Nur mesleğinin kaynağı  Risale-i Nur Külliyatı’dır. Külliyatının temel eserlerini; başta Allah’a ve Ahirete iman olmak üzere, imanın şartlarının izah ve ispatına dair olan  Sözler, Mektubat, Lem’alar, Mesnevî-i Nuriye ve İşaratu’l-İ’caz teşkil ederken, Risale-i Nur yoluyla nasıl iman ve Kur’ân hizmeti yapılacağının metodunu ve şeklini anlatan Emirdağ, Kastamonu, Barla ve Tasdik-i Gaybi Lâhikaları vardır. Bunlarla birlikte mesleğin siyasî ve sosyal alana bakış tarzını ortaya koyan Münâzarât, Hutbe-i Şamiye, Sünûhat, Divan-ı Harbî Örfi adı verilen küçük eserler Külliyatı tamamlayan unsurlardır.

SADIK NUR TALEBESİ SAVRULMAZ 

Bir kişi, “Ben sadece imana dair Risaleleri okurum ve kabul ederim. Lâhikaları ve diğer Risaleleri okumam ve kabul etmem” derse, o “Nur Talebesi” olamaz. Risalelerden istifade eden bir “ehl-i din” olur. 

Nur Talebesinin bariz vasfı; Risale-i Nur’a ve Üstad’a sadâkat göstermek, bütün Külliyatı bir bütün olarak kendi telifi gibi kabul ederek  okumak, sonra onun neşrini ve ona hizmeti hayatının gayesi kabul etmektir. 

(Mektubat,yeni tanzim,s. 576.)

Nur Talebesi, iman ve Kur’ân hizmeti yanında, sosyal ve siyasî hadiselere Risale-i Nur penceresinden bakan kişidir.

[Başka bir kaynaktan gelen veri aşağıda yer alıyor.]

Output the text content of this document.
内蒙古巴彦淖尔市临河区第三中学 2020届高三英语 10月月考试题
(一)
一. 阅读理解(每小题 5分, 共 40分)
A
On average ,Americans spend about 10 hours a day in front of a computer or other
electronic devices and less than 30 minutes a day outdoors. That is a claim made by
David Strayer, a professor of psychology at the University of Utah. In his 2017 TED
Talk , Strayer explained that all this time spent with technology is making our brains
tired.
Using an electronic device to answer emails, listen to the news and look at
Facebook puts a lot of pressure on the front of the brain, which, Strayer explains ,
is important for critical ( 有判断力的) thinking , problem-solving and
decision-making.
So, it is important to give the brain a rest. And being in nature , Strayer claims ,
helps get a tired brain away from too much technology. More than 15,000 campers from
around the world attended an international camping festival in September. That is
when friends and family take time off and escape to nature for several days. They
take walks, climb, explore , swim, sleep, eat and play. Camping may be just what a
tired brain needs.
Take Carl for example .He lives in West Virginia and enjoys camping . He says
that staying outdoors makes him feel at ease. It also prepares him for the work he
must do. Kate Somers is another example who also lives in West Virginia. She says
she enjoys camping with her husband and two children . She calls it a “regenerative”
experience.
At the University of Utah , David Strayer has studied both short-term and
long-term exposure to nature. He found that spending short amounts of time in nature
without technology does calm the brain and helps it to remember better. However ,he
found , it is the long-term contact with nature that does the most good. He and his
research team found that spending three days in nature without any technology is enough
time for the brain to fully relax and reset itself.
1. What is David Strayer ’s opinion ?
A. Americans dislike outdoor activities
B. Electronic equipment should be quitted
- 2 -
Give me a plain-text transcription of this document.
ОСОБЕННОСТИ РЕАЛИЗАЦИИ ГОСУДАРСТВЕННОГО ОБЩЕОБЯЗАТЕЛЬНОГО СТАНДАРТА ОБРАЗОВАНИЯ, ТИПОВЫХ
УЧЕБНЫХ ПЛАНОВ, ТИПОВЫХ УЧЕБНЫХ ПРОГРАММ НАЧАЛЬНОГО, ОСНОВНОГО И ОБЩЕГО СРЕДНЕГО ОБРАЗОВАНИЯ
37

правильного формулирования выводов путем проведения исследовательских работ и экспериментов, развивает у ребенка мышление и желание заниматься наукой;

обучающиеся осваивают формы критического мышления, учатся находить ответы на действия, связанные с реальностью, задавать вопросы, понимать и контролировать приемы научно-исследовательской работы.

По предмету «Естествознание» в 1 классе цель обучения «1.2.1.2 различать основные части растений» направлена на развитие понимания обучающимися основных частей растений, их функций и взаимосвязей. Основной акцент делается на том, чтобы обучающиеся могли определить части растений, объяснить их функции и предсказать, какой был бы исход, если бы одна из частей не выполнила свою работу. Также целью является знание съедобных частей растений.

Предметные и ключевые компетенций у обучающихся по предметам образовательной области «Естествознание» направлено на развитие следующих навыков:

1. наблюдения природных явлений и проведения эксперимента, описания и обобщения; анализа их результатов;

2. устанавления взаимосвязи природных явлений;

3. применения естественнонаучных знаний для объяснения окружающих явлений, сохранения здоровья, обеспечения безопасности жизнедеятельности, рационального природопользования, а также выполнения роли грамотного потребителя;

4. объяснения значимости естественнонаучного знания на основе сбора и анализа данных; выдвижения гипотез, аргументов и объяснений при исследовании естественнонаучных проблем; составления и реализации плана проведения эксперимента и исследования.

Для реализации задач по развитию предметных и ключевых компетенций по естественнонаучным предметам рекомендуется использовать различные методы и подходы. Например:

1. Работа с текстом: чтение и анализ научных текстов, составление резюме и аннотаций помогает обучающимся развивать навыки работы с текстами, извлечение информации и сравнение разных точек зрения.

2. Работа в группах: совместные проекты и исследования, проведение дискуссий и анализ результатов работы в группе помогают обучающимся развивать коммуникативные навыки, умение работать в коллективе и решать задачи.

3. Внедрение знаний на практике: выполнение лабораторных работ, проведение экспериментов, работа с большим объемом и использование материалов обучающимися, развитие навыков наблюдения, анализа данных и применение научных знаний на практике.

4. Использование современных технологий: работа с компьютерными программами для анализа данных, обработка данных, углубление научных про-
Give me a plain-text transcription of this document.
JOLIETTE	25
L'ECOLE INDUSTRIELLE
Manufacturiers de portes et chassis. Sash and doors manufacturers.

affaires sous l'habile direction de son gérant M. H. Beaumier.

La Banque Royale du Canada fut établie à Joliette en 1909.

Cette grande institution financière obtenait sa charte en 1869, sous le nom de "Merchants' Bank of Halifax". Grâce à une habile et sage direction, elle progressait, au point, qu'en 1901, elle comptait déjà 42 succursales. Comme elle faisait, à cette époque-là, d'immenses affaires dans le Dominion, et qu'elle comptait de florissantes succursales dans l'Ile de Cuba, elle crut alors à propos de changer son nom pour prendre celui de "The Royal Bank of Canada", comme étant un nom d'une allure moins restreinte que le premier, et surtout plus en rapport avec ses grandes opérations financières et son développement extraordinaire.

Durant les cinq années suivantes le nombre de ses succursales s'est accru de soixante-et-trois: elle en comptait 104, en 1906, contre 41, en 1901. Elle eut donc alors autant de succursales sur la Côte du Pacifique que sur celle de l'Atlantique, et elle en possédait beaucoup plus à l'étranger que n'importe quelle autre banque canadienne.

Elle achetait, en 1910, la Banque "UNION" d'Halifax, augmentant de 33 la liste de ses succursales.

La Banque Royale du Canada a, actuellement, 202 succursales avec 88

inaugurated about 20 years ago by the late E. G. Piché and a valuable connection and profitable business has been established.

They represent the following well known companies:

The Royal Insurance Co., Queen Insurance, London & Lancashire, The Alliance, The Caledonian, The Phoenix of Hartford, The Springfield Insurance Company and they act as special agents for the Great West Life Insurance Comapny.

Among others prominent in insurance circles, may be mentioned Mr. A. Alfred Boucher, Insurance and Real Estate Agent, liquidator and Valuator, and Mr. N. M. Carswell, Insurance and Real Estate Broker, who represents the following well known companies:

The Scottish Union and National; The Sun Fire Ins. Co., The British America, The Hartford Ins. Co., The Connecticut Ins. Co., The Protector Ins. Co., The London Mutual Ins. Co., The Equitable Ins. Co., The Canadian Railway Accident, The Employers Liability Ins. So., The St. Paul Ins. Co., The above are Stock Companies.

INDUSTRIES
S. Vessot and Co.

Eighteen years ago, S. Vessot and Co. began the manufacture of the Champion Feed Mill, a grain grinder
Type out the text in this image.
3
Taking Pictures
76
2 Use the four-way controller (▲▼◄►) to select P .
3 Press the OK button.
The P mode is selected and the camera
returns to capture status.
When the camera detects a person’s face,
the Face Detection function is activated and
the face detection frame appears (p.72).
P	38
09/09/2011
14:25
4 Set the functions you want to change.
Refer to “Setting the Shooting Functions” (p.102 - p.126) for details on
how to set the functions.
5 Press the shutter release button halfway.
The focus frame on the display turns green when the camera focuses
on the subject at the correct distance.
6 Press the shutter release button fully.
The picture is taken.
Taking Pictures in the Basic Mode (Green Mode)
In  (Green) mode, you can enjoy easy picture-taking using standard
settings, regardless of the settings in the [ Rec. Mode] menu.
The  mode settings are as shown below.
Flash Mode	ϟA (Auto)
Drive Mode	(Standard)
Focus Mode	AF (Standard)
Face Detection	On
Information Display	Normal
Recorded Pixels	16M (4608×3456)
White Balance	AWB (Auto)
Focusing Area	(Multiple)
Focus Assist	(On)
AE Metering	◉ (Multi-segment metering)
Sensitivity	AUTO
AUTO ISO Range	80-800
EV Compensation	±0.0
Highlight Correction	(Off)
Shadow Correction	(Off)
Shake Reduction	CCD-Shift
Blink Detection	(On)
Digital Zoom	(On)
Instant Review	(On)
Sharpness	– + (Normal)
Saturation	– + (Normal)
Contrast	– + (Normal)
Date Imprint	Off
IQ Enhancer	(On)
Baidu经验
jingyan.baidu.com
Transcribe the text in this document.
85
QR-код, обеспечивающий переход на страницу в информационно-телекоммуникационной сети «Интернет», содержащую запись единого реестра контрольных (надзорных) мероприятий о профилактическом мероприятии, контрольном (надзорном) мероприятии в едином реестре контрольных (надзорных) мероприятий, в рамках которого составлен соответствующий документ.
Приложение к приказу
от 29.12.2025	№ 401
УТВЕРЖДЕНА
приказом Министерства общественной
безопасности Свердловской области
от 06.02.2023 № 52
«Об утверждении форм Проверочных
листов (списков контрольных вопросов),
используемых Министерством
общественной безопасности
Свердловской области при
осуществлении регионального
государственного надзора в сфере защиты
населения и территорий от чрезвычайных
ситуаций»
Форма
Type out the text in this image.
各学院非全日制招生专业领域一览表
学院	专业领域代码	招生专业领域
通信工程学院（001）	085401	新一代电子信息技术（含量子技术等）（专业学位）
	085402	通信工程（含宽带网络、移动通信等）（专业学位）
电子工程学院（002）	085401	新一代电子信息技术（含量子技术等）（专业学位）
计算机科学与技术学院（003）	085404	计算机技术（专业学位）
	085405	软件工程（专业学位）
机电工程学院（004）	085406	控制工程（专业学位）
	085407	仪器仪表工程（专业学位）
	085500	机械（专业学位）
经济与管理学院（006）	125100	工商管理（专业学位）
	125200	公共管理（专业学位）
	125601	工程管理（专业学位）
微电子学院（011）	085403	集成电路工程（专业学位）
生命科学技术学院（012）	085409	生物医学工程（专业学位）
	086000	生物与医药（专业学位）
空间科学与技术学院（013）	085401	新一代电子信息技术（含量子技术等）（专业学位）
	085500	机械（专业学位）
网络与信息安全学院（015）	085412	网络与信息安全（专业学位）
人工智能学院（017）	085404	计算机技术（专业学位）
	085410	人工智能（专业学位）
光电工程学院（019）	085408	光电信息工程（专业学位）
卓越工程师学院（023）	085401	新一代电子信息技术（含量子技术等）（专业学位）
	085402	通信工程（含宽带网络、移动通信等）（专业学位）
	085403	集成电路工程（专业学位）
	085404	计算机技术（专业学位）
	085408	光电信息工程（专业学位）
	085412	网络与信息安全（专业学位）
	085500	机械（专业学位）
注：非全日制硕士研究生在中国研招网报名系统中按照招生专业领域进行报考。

Risalelerde geçen ölçülere uymayan sosyal ve siyasî  fikir ve akımlara, mesleğe sadâkat namına asla iltifat etmez. Nur Talebesi, bir takım kişilere biat etmesi için önüne serilen cazip makam–mevki, maddî imkân tuzaklarına düşmez. Üstadı gibi, meslek ve meşrebini muhafaza ve devam ettirme yolunda, gerektiğinde hapis dahil her türlü bedeli ödemeyi göze alır. Değişken şiddetli siyasî rüzgârlarla savrulmaz. 

 “LÂHİKASIZ NURCULUK” NURCULUĞU TAHRİP EDEN BİR PROJEDİR

Son yıllarda Nur gruplarının bu vaziyetinden istifade eden zındıka komitesinin (derin devlet), bazı siyasî güçleri kullanarak Nur mesleğini sulandırma projesini devreye soktuğuna şahit olunmaktadır. Lâhikaların olmadığı bir Nurculuğu öne çıkaran “Bandrol yasağı” buna açık bir örnektir.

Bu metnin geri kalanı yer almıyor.